Introduction: Treatment advances have improved outcomes in human epidermal growth factor receptor 2 (HER2)-positive early-stage breast cancer (eBC) but certain patients remain at high risk of recurrence. Neoadjuvant therapy (NAT) has comparable outcomes to adjuvant therapy with the advantage of surgical down-staging, response assessment, informing prognosis, and tailoring adjuvant treatment. Thus, the standard of care for the majority of HER2-positive eBC has become a combination of chemotherapy and HER2-targeted agents given in the neoadjuvant setting.
Areas covered: Mounting evidence suggests that pathologic complete response after NAT translates to a favorable long-term prognosis. The efficacy and tolerability of post-NAT are key, particularly for patients with residual disease. This is demonstrated, for example, by the use of trastuzumab emtansine in the appropriate clinical setting and various new drugs under investigation. This review summarizes the current clinical management and exciting future directions to optimize outcomes in HER2-positive eBC.

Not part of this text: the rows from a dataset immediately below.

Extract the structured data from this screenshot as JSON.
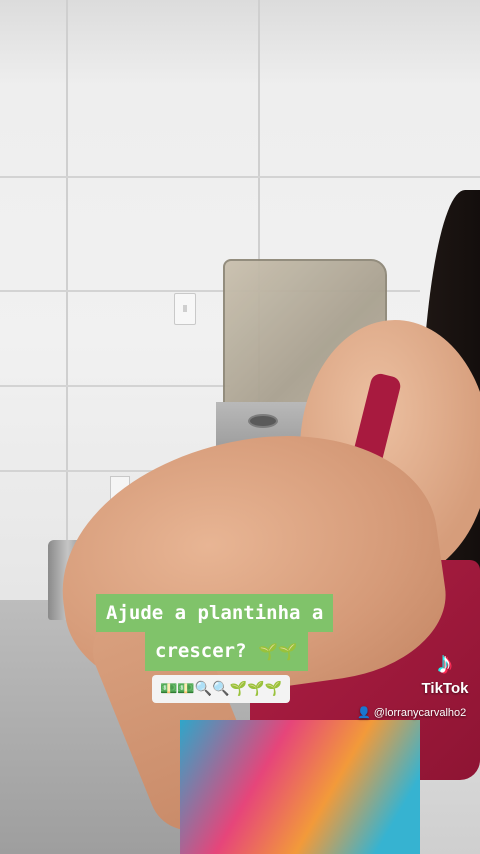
{
  "caption": {
    "line1": "Ajude a plantinha a",
    "line2": "crescer?",
    "line2_emoji": "🌱🌱",
    "emoji_row": "💵💵🔍🔍🌱🌱🌱"
  },
  "watermark": {
    "logo_icon": "tiktok-note-icon",
    "logo_glyph": "♪",
    "brand": "TikTok",
    "user_icon": "person-icon",
    "user_glyph": "👤",
    "handle": "@lorranycarvalho2"
  },
  "colors": {
    "caption_bg": "#80c36a",
    "caption_text": "#ffffff",
    "top_color": "#a81a3f"
  }
}
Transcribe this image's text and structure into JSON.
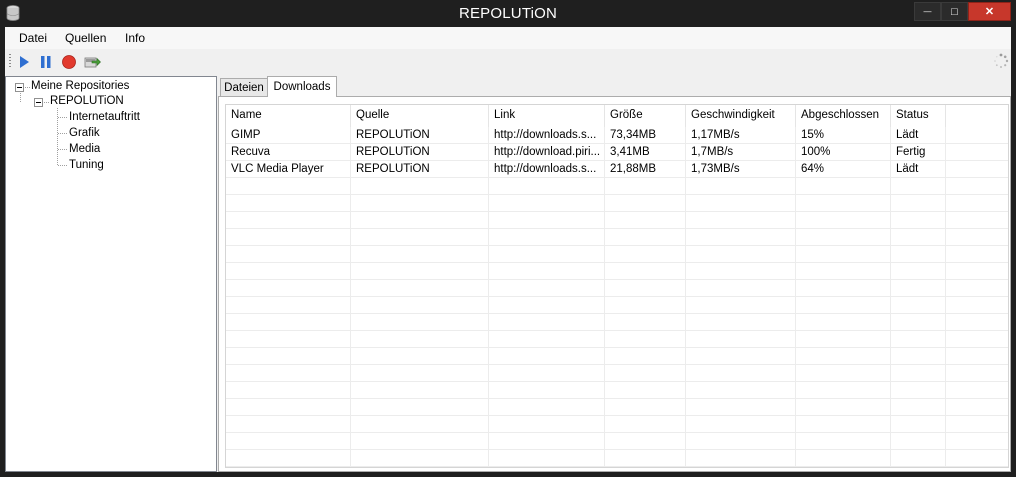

Expert opinion: Targeted therapies such as trastuzumab deruxtecan, tucatinib, and immunotherapy have demonstrated impressive responses in metastatic breast cancer, including CNS disease. Incorporating these agents in the post-neoadjuvant space may improve the prognosis of HER2-positive eBC. Future research should prioritize the identification of biomarkers that personalize treatments to achieve maximum benefit and less toxicity.
Keywords: HER2-positive; breast cancer; early-stage; neoadjuvant; pathologic complete response; post-neoadjuvant; treatment.